In other news, I just traveled to Denmark, desperately wanting to see the sea, after living in Cologne, Germany during the last couple of weeks. Here, an ice-cold wind is blowing, but the North Sea is just beautiful, and inspiring me to get the last couple of chapters of “the book” written and edited.

I will be back to Cologne for the launch, and plan to travel to Stuttgart, Hamburg, Berlin, Austria, and probably Southern France later in April and May. Let me know if you’re somewhere near and would like to meet up.

12 comments

  1. Hey, good to hear from you Fabian!

    Looking forward to the book. Nice release date: the Ides of March! The day Caesar was stabbed, and also the day I started my site 2053 years later

  2. The dogs can’t eat laptop! LOL Well if that happened to me, I’d just start again from scratch. Cause my motto is “Everything is alright”. I don’t need to be agitated. hehe

    And yeah I’d be looking forward on the book and, why the tagline “your life, your rules, your pace,” is restrictive rather than permissive? hmmm

  3. Your absence was noticed. Your excuses are all accepted. Probably because we don’t have the Internet here in Europe, so I couldn’t read them anyway.

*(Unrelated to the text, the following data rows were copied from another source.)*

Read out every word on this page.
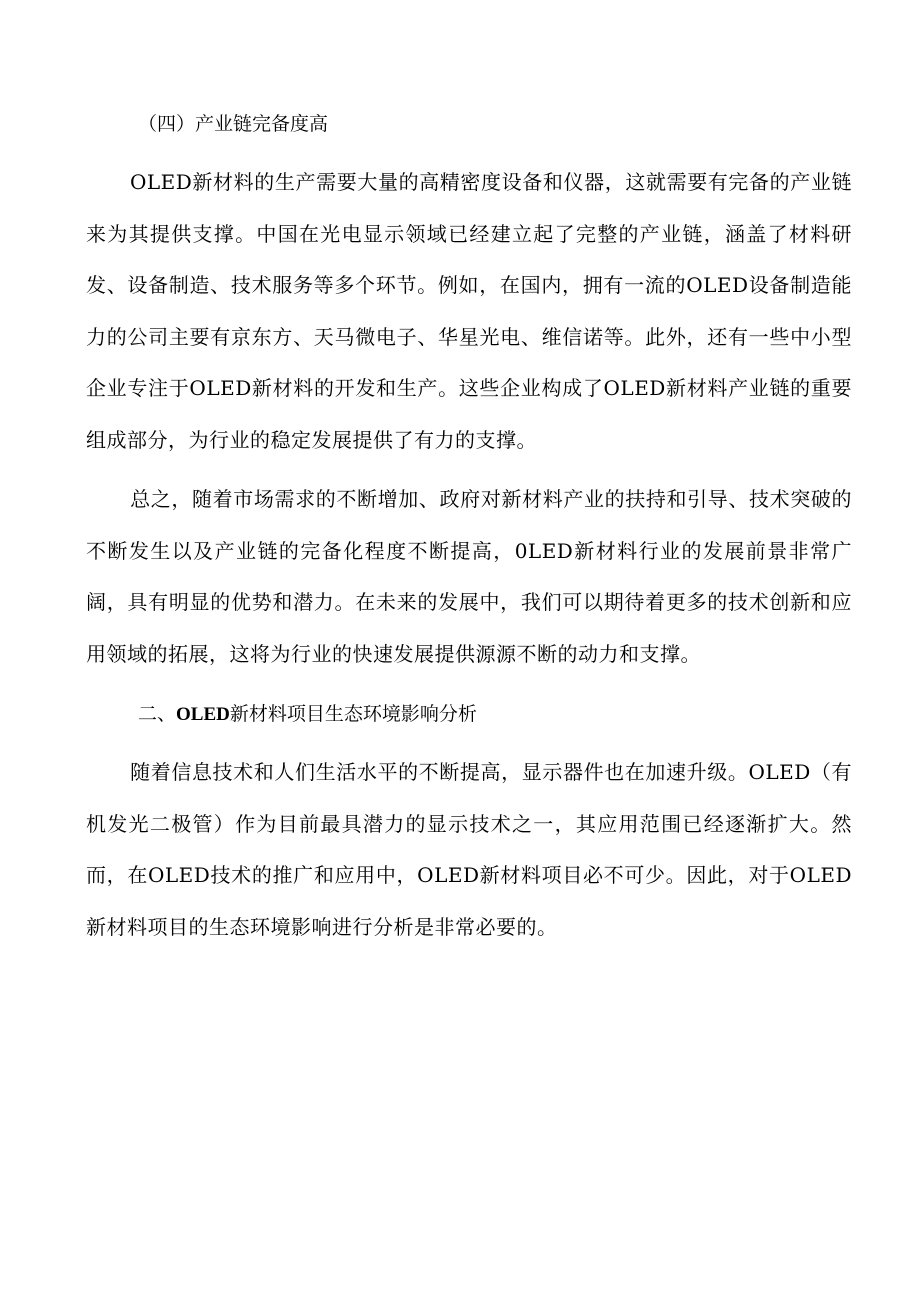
（四）产业链完备度高

OLED新材料的生产需要大量的高精密度设备和仪器，这就需要有完备的产业链来为其提供支撑。中国在光电显示领域已经建立起了完整的产业链，涵盖了材料研发、设备制造、技术服务等多个环节。例如，在国内，拥有一流的OLED设备制造能力的公司主要有京东方、天马微电子、华星光电、维信诺等。此外，还有一些中小型企业专注于OLED新材料的开发和生产。这些企业构成了OLED新材料产业链的重要组成部分，为行业的稳定发展提供了有力的支撑。

总之，随着市场需求的不断增加、政府对新材料产业的扶持和引导、技术突破的不断发生以及产业链的完备化程度不断提高，0LED新材料行业的发展前景非常广阔，具有明显的优势和潜力。在未来的发展中，我们可以期待着更多的技术创新和应用领域的拓展，这将为行业的快速发展提供源源不断的动力和支撑。

二、OLED新材料项目生态环境影响分析

随着信息技术和人们生活水平的不断提高，显示器件也在加速升级。OLED（有机发光二极管）作为目前最具潜力的显示技术之一，其应用范围已经逐渐扩大。然而，在OLED技术的推广和应用中，OLED新材料项目必不可少。因此，对于OLED新材料项目的生态环境影响进行分析是非常必要的。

    Now, show us the book! :)

  4. I’m back from the beach and glad to read this post. Looking forward for “the book” here too!

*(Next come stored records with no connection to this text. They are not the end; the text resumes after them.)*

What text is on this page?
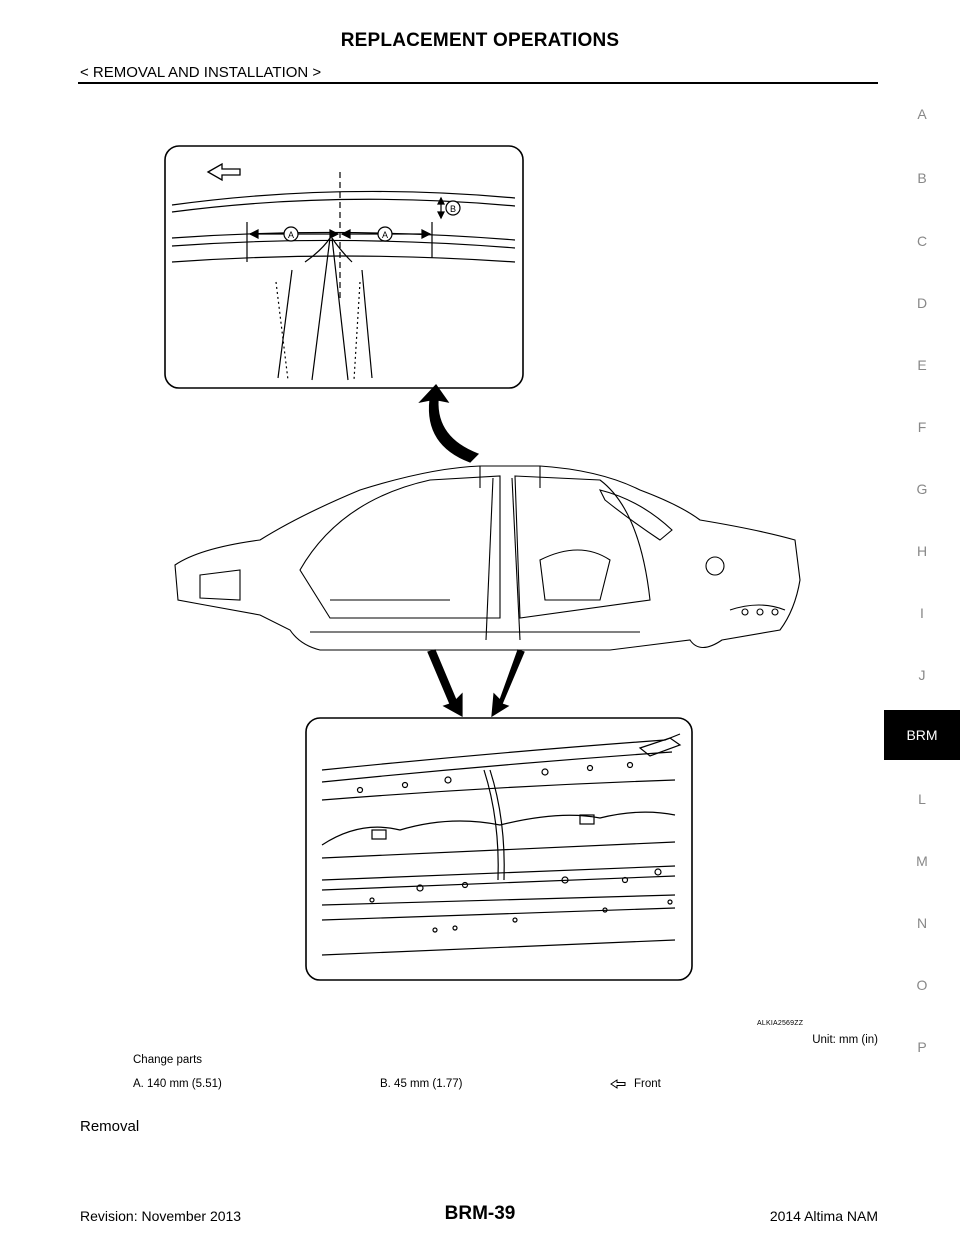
REPLACEMENT OPERATIONS
< REMOVAL AND INSTALLATION >
A
B
C
D
E
F
G
H
I
J
BRM
L
M
N
O
P
A	A
B
ALKIA2569ZZ
Unit: mm (in)
Change parts
A. 140 mm (5.51)	B. 45 mm (1.77)	Front
Removal
Revision: November 2013	BRM-39	2014 Altima NAM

  5. Thank you, everybody! It’s coming along nicely… two more days of work, and then it should be done! :)

    @Flowunity: I feel like Zen, Anarchy, and Minimalism are a great combination! Hope you’ll like the book! :)

    @David: Ha, I love it that I’ll release Beyond Rules on your blog birthday! Admittedly, I wasn’t aware of the Ides of March – but it seems like a good fit!

    @Faustus: Danke Dir! Die Fotos gab es teilweise auch schon auf der Presidencia… bin diesmal nicht dazu gekommen, neue zu machen!

    @Marco: That motto is perfect, man! As for the tagline: Even if we make the rules ourselves, they can become restrictive if we aren’t conscious about them. More in Beyind Rules! :)

  6. Glad to count myself among your readership now. Your post on love and “attention” was (to me), the best in the #lovesparks roundup.

    I’m going to reference your blog (if you don’t mind) in my next post.

    I’m looking forward to your handbook to malleable rule-making. Very important concept, regardless of your dominant paradigm.

    1. Thank you Mark! Glad to hear you enjoyed the post!
      And of course I always appreciate a link! :)

  7. Hi Fabian! Read your blog for the first time today (got here via nomeatathlete.com) and think it’s great. Especially since I like to think of myself as a friendly anarchist :) I live in Linz and would love to have a beer with you when you’re in Austria. I’ll keep checking to see when you’re in the hood.